The charts below compare CR coil prices in the US, Germany, Italy, South Korea, and Japan. The left side shows prices over the last two years and the right side zooms in to highlight more recent trends.

Methodology
SMU calculates the theoretical price difference between domestic and imported cold-rolled (CR) steel by comparing our US CR price (FOB domestic mills) with CRU’s indices (DDP US ports) for Germany, Italy, and East Asia (Japan and South Korea). This is an estimate, as actual import costs vary.
To approximate the cost of foreign steel delivered to US ports, SMU adds $90/st to foreign prices to cover freight, handling, and trader margins. This benchmark can be adjusted based on individual shipping costs. (If you import steel and have insights on these costs, you can contact the author at david@steelmarketupdate.com.)
East Asian CR coil
As of Thursday, April 3, the CRU Asian CR price stood at $526/st, down $5/st w/w. Factoring in a 71% anti-dumping duty (Japan, theoretical), a 25% S232 tariff, and $90/st in estimated import costs, the delivered price to the US is $1,215/st. The theoretical landed price of South Korean CR exported to the US is $748/st.
With the latest SMU CR price rising by $10/st to an average of $1,160/st, US-produced CR is now theoretically $55/st below Japanese imports but $412/st above South Korean imports. That’s a shift of $55/st and $5/st, respectively, w/w.


Italian CR coil
Italian CR prices ticked down $20/st this week to $706/st. After adding import costs and a 25% tariff, the price of Italian CR delivered to the US is, in theory, $972/st.
That means domestic CR is still theoretically $188/st more expensive than CR coil imported from Italy. The spread is up $35/st vs. last week, but $104/st off from three weeks ago before S232 was reinstated.

German CR coil
CRU’s German CR price was up $24/st vs. the previous week. After adding import costs and a 25% tariff, the delivered price of German CR is, in theory, $1,003/st.
The result: Domestic CR is theoretically $157/st more expensive than CR imported from Germany.

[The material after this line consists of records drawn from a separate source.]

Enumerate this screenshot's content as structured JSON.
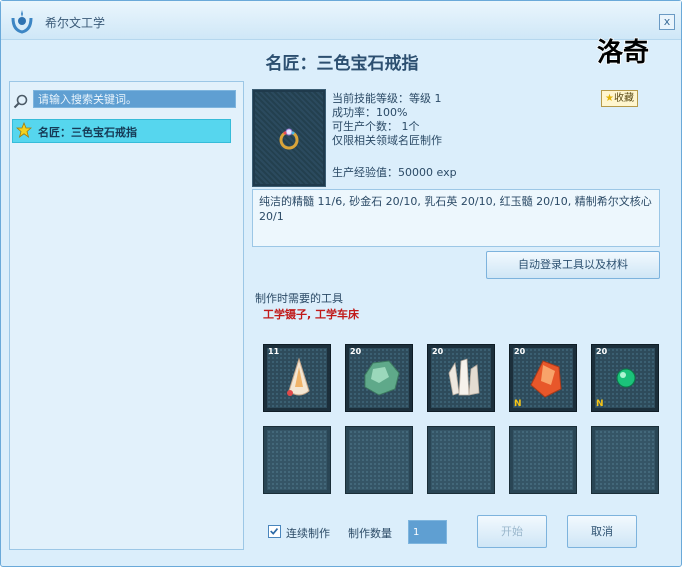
{
  "window": {
    "title": "希尔文工学",
    "close_glyph": "x"
  },
  "header": {
    "title": "名匠：三色宝石戒指",
    "favorite_label": "收藏",
    "watermark_text": "洛奇"
  },
  "search": {
    "placeholder": "请输入搜索关键词。"
  },
  "recipe_list": [
    {
      "label": "名匠：三色宝石戒指",
      "icon": "star-icon"
    }
  ],
  "item_info": {
    "skill_level": "当前技能等级：等级 1",
    "success_rate": "成功率：100%",
    "producible_count": "可生产个数： 1个",
    "restriction": "仅限相关领域名匠制作",
    "exp": "生产经验值：50000 exp"
  },
  "materials_text": "纯洁的精髓 11/6, 砂金石 20/10, 乳石英 20/10, 红玉髓 20/10, 精制希尔文核心 20/1",
  "buttons": {
    "auto_register": "自动登录工具以及材料",
    "start": "开始",
    "cancel": "取消"
  },
  "tools": {
    "heading": "制作时需要的工具",
    "list": "工学镊子, 工学车床"
  },
  "slots_top": [
    {
      "qty": "11",
      "n": "",
      "icon": "pure-essence-icon"
    },
    {
      "qty": "20",
      "n": "",
      "icon": "aventurine-icon"
    },
    {
      "qty": "20",
      "n": "",
      "icon": "milky-quartz-icon"
    },
    {
      "qty": "20",
      "n": "N",
      "icon": "carnelian-icon"
    },
    {
      "qty": "20",
      "n": "N",
      "icon": "silvan-core-icon"
    }
  ],
  "footer": {
    "continuous_label": "连续制作",
    "continuous_checked": true,
    "quantity_label": "制作数量",
    "quantity_value": "1"
  },
  "colors": {
    "window_bg": "#dbeefb",
    "selected_item": "#56d6ee",
    "tool_text": "#c11a1a",
    "search_bg": "#5f9fd2"
  }
}
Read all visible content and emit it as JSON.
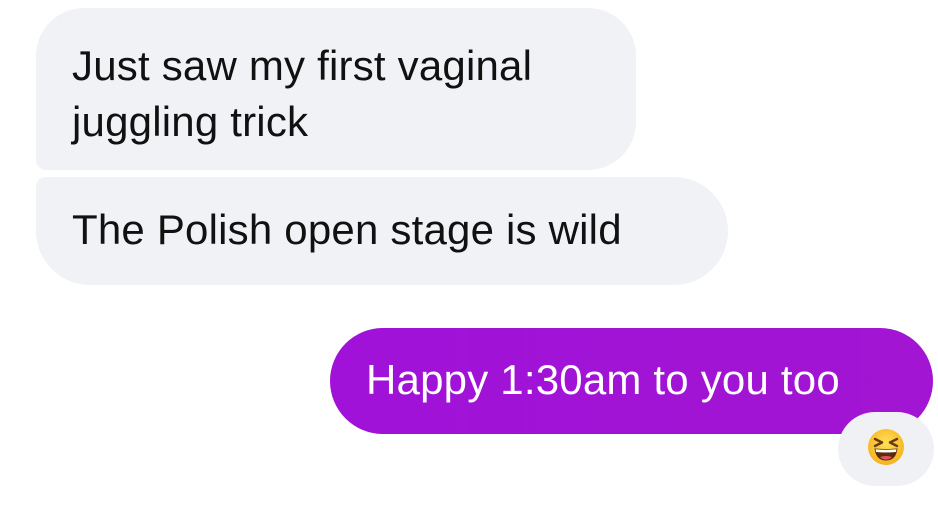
{
  "messages": [
    {
      "sender": "other",
      "text": "Just saw my first vaginal juggling trick"
    },
    {
      "sender": "other",
      "text": "The Polish open stage is wild"
    },
    {
      "sender": "me",
      "text": "Happy 1:30am to you too",
      "bubble_color": "#a313d6"
    }
  ],
  "reaction": {
    "icon": "laughing-emoji-icon"
  },
  "colors": {
    "incoming_bubble": "#f1f2f6",
    "outgoing_bubble": "#a313d6",
    "incoming_text": "#111111",
    "outgoing_text": "#ffffff"
  }
}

The spread is down $21/st w/w, yet still a $154/st cut since S232’s re-emergence.

Editor’s note
We reference domestic prices as FOB the producing mill, while foreign prices are CIF the port (Houston, NOLA, Savannah, Los Angeles, Camden, etc.). Inland freight from either a domestic mill or a port is important to keep in mind when deciding where to source from. It’s also important to factor in lead times. In most market cycles, domestic steel will deliver more quickly than foreign steel. Note also that, effective March 12, 2025, undiluted Section 232 tariffs were reinstated on steel imports. Therefore, the Japan, South Korea, German, and Italian price comparisons in this analysis now include a 25% tariff.